Camera the size of a salt grain captures clear, full color images
Neural nano-optics technology can be produced on the scale of a microchip
The effectiveness of micro-sized cameras in capturing images used in medical diagnostics and robotic sensors has been hindered by technology that produces distorted images with a limited field of view. Now, researchers at Princeton University and the University of Washington, partially funded by the U.S. National Science Foundation, have developed a camera the size of a grain of coarse salt — just half a millimeter wide — that captures clear, full-color images.
The neural nano-optics system could be used for minimally invasive medical imaging procedures; to improve imaging for robots with size and weight constraints; and to turn surfaces into high-resolution cameras. The researchers published the results in Nature Communications.
The neural nano-optics system has more than one million cylindrical posts that function as optical antennae. The technology integrates optical surface design and signal processing algorithms to produce an image and can be manufactured on the same scale as a microchip. Previous technology required a laboratory or ideal conditions to produce high-quality images.

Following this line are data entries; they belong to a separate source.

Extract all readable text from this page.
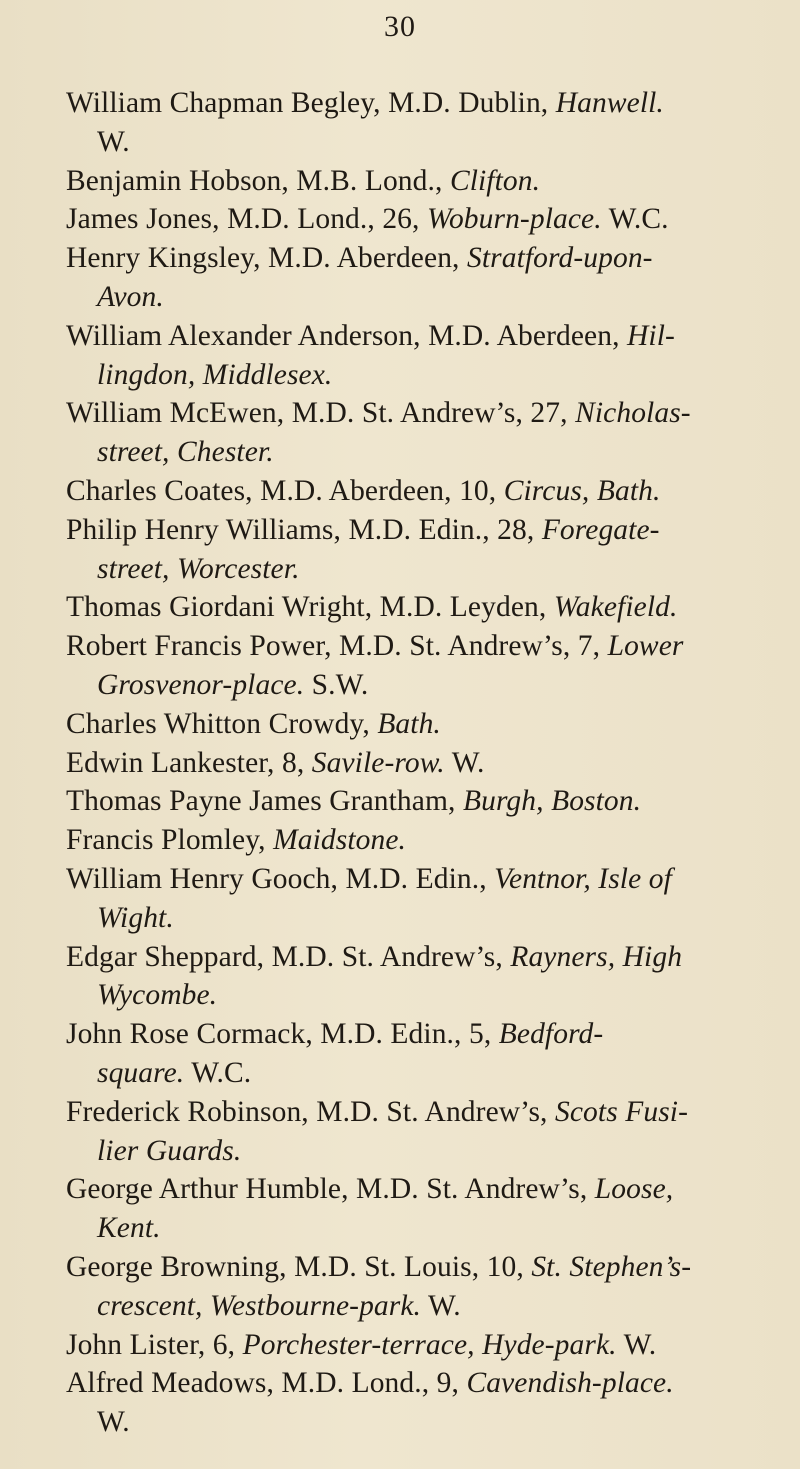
30

William Chapman Begley, M.D. Dublin, Hanwell.
W.

Benjamin Hobson, M.B. Lond., Clifton.

James Jones, M.D. Lond., 26, Woburn-place. W.C.

Henry Kingsley, M.D. Aberdeen, Stratford-upon-
Avon.

William Alexander Anderson, M.D. Aberdeen, Hil-
lingdon, Middlesex.

William McEwen, M.D. St. Andrew’s, 27, Nicholas-
street, Chester.

Charles Coates, M.D. Aberdeen, 10, Circus, Bath.

Philip Henry Williams, M.D. Edin., 28, Foregate-
street, Worcester.

Thomas Giordani Wright, M.D. Leyden, Wakefield.

Robert Francis Power, M.D. St. Andrew’s, 7, Lower
Grosvenor-place. S.W.

Charles Whitton Crowdy, Bath.

Edwin Lankester, 8, Savile-row. W.

Thomas Payne James Grantham, Burgh, Boston.

Francis Plomley, Maidstone.

William Henry Gooch, M.D. Edin., Ventnor, Isle of
Wight.

Edgar Sheppard, M.D. St. Andrew’s, Rayners, High
Wycombe.

John Rose Cormack, M.D. Edin., 5, Bedford-
square. W.C.

Frederick Robinson, M.D. St. Andrew’s, Scots Fusi-
lier Guards.

George Arthur Humble, M.D. St. Andrew’s, Loose,
Kent.

George Browning, M.D. St. Louis, 10, St. Stephen’s-
crescent, Westbourne-park. W.

John Lister, 6, Porchester-terrace, Hyde-park. W.

Alfred Meadows, M.D. Lond., 9, Cavendish-place.
W.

“We could turn individual surfaces into cameras that have ultra-high resolution, so you wouldn’t need three cameras on the back of your phone anymore, but the whole back of your phone would become one giant camera,” said study senior author Felix Heide of Princeton.
The researchers are adding more computational abilities to the camera, improving image quality and adding capabilities for object detection and other sensing functions relevant to medicine and robotics.
Andrew Wells, a program director in NSF’s Directorate for Engineering, added, “Fundamental research in the use of artificial intelligence methods to create and resolve images from nontraditional optics has allowed these investigators to build image sensors with resolution comparable to that of much bulkier cameras. NSF fosters such multidisciplinary studies at the convergence of computer science, electronics and manufacturing.”